Merriam-Webster’s dictionary definitions for this special word include the following: “the state of knowing” and “knowledge or a system of knowledge covering general truths or the operation of general laws.” The dictionary also explains that when the word is capitalized, it signifies “Christian Science,” whose discoverer, Mary Baker Eddy, saw the word as relating to all of life, in the way that God with a capital “G” relates to all.

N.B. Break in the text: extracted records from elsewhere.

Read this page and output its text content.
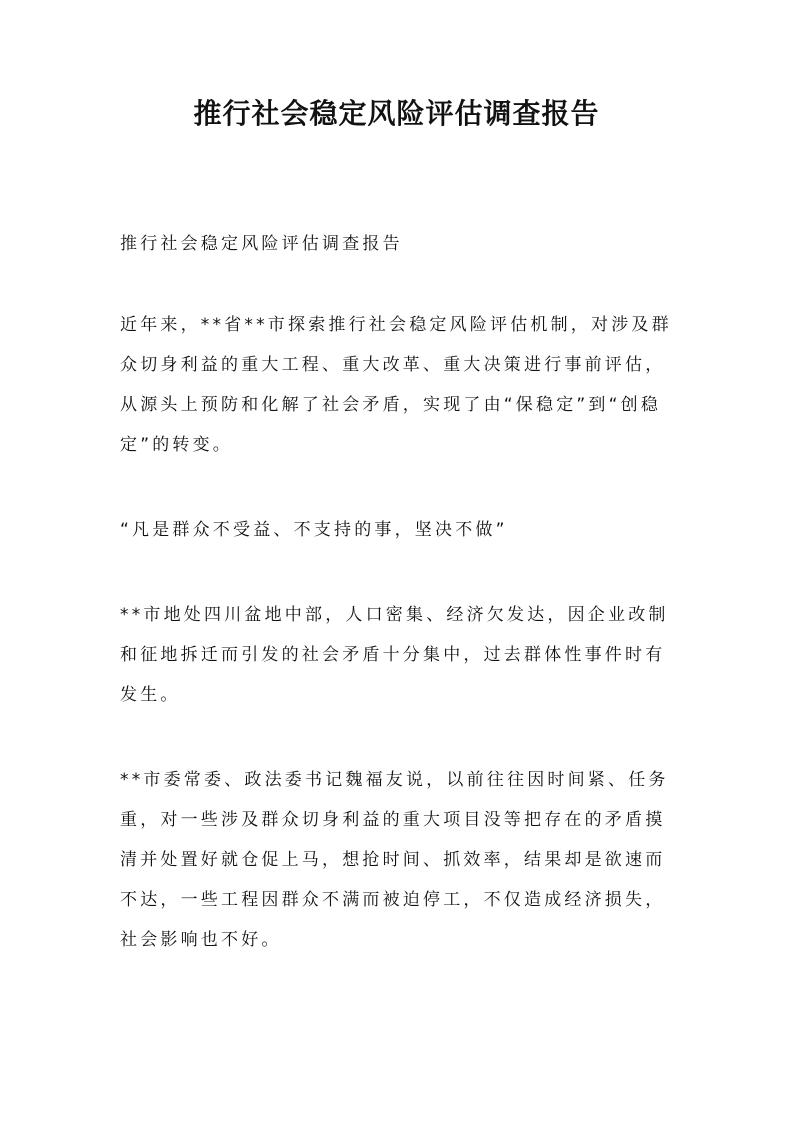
推行社会稳定风险评估调查报告

推行社会稳定风险评估调查报告

近年来，**省**市探索推行社会稳定风险评估机制，对涉及群众切身利益的重大工程、重大改革、重大决策进行事前评估，从源头上预防和化解了社会矛盾，实现了由“保稳定”到“创稳定”的转变。

“凡是群众不受益、不支持的事，坚决不做”

**市地处四川盆地中部，人口密集、经济欠发达，因企业改制和征地拆迁而引发的社会矛盾十分集中，过去群体性事件时有发生。

**市委常委、政法委书记魏福友说，以前往往因时间紧、任务重，对一些涉及群众切身利益的重大项目没等把存在的矛盾摸清并处置好就仓促上马，想抢时间、抓效率，结果却是欲速而不达，一些工程因群众不满而被迫停工，不仅造成经济损失，社会影响也不好。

My experience as an engineer and as a Christian Scientist has pushed me to identify science with that which lifts us above materialism or material limits. That which is scientific enables us to feel more like masters over matter and less beholden to it. Obviously, it’s in this way that we feel we’re getting answers for our lives and not phony promises. The scientific breakthroughs that have particularly meant something to me this past year have included (1) the technologies that have simplified my life or added conveniences, and (2) the general, metaphysical laws my family has found that elevate our lives to a higher standpoint in which we can better stay safe, healthy, and productive.

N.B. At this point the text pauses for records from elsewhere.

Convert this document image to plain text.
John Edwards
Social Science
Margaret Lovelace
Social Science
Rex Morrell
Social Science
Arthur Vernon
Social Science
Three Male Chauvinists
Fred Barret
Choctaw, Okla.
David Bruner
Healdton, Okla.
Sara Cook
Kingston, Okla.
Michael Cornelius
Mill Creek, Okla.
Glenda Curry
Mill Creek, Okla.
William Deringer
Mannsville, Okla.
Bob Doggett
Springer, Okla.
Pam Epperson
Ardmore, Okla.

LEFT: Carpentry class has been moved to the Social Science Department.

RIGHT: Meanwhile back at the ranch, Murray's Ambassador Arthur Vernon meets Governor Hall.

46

Science is indeed most significant to our lives. Experience suggests that, to quote Merriam-Webster, there is something to discover of an “operation of general laws” that covers the issues of our lives, from health to happiness to relationships. But mere human observations separate from the divine basis for all life can indeed prove to be limited. For this reason, Mrs. Eddy gave Science that rests on divine truth a capital “S” and linked it to “Christian.” In other words, if it’s based on the harmony of God or divine Love, we’re finding something truly scientific, because it has answers for us, because it’s supportive, helpful – in fact, loving.
More than a century ago, Eddy saw what would make the 2013 Word of the Year a winner. She wrote: “The two largest words in the vocabulary of thought are ‘Christian’ and ‘Science.’ The former is the highest style of man; the latter reveals and interprets God and man; it aggregates, amplifies, unfolds, and expresses the ALL-God” (“No and Yes,” p. 10).
This isn’t just an intellectual curiosity for those of us who like words. What we discover of the divine Science of God’s universe improves our lives and equips us to help others. The 2013 Word of the Year points us to God’s answer for our lives every day of every year.